Seit Generationen trennt eine verbitterte Feindschaft zwei große Familien in Verona: Die Capulets und die Montagues. Wieder einmal entzündet sich auf offener Straße ein gewaltsamer Streit, an dem sich schließlich sogar die Familienoberhäupter beteiligen. Erst ein Dekret des Fürsten unterbricht die Unruhe: Wer künftig bei einer Streiterei erwischt wird, soll mit dem Tod bestraft werden.

Romeo Montague war bei den Unruhen nicht dabei; er versinkt in Liebeskummer um seine Angebetete Rosalinde und lässt sich auch von seinem besten Freund Benvolio nicht aufheitern.

Unterdessen laufen im Hause Capulet die Vorbereitungen für ein großes Fest. Der junge Graf Paris hält bei Capulet um die Hand von dessen Tochter Julia an und wird zum Fest eingeladen. Lady Capulet versucht, ihrer Tochter die Hochzeit mit Paris schmackhaft zu machen.

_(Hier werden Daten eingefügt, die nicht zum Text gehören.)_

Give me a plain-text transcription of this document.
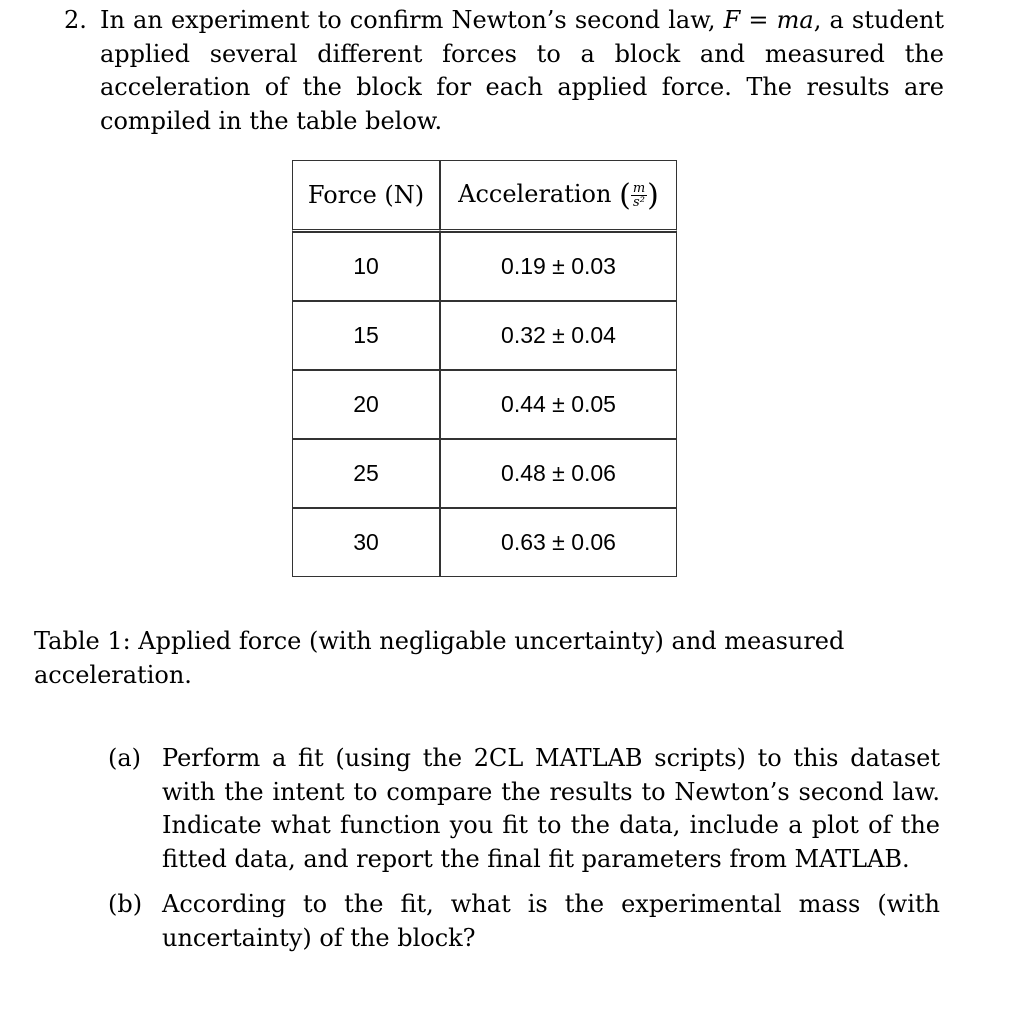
2. In an experiment to confirm Newton’s second law, F = ma, a student applied several different forces to a block and measured the acceleration of the block for each applied force. The results are compiled in the table below.
Force (N)	Acceleration ( $\frac{m}{\text{s²}}$ )
10	0.19 ± 0.03
15	0.32 ± 0.04
20	0.44 ± 0.05
25	0.48 ± 0.06
30	0.63 ± 0.06
Table 1: Applied force (with negligable uncertainty) and measured acceleration.
(a) Perform a fit (using the 2CL MATLAB scripts) to this dataset with the intent to compare the results to Newton’s second law. Indicate what function you fit to the data, include a plot of the fitted data, and report the final fit parameters from MATLAB.
(b) According to the fit, what is the experimental mass (with uncertainty) of the block?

Romeo und seinen Freunden Benvolio und Mercutio gelingt es, sich maskiert auf das Fest der Capulets zu schleichen. Als dort Tybalt, ein Neffe Capulets, Romeo erkennt und ihn verjagen will, wird er von Capulet zurückgehalten. Schließlich sehen sich Romeo und Julia zum ersten Mal und verlieben sich augenblicklich ineinander – um sich gleich danach mit Entsetzen ihre Nachnamen zu verraten.

Zweiter Akt

Romeo gelingt es, sich nach dem Fest von seinen Freunden loszureißen und noch einmal in den leeren Tanzsaal der Capulets zu schleichen. Dort trifft er auf die von ihren Gefühlen überwältigte Julia und versichert ihr, es mit ihr ehrlich zu meinen: Beide gestehen sich ihre Liebe und versprechen einander, am nächsten Tag heimlich zu heiraten.

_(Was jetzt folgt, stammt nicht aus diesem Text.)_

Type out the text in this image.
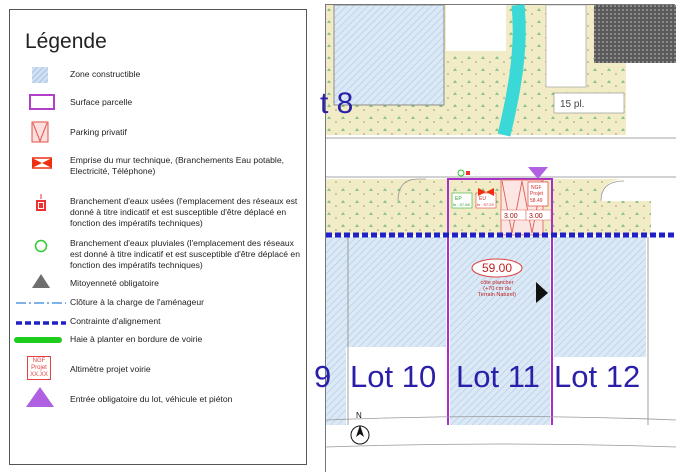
Légende
Zone constructible
Surface parcelle
Parking privatif
Emprise du mur technique, (Branchements Eau potable, Electricité, Téléphone)
Branchement d'eaux usées (l'emplacement des réseaux est donné à titre indicatif et est susceptible d'être déplacé en fonction des impératifs techniques)
Branchement d'eaux pluviales (l'emplacement des réseaux est donné à titre indicatif et est susceptible d'être déplacé en fonction des impératifs techniques)
Mitoyenneté obligatoire
Clôture à la charge de l'aménageur
Contrainte d'alignement
Haie à planter en bordure de voirie
NGF
Projet
XX.XX
Altimètre projet voirie
Entrée obligatoire du lot, véhicule et piéton
15 pl.
3.00 3.00
EP
fe : 57.68
EU
fe : 57.29
NGF
Projet
58.49
59.00
côte plancher
(+70 cm du
Terrain Naturel)
t 8
9 Lot 10 Lot 11 Lot 12
N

Romeo bittet seinen Beichtvater Pater Lorenzo um die Trauung mit Julia. Dieser erinnert Romeo an Rosalinde und wirft ihm Unbeständigkeit vor. In der Hoffnung auf eine mögliche Versöhnung der Familien durch diese Ehe willigt Lorenzo aber schließlich ein und verheiratet Romeo und Julia.

Dritter Akt

Auf den Straßen Veronas kommt es zu Schmähungen zwischen Tybalt und Romeos Freunden. Romeo bittet Tybalt um Frieden. Mercutio, der von Romeos Heirat mit Julia nichts weiß, gerät dadurch in Rage und zieht das Schwert gegen Tybalt. Im Zweikampf wird Mercutio von Tybalt erstochen und verflucht sterbend die beiden Häuser. Im Affekt tötet daraufhin Romeo Tybalt.

Während Julia auf Romeos nächtlichen Besuch wartet, erzählt ihr ihre Mutter von Romeos Mord an Tybalt und seiner Verbannung aus Verona. Julias anfängliche Wut gegenüber Romeo schlägt schließlich in Mitgefühl um.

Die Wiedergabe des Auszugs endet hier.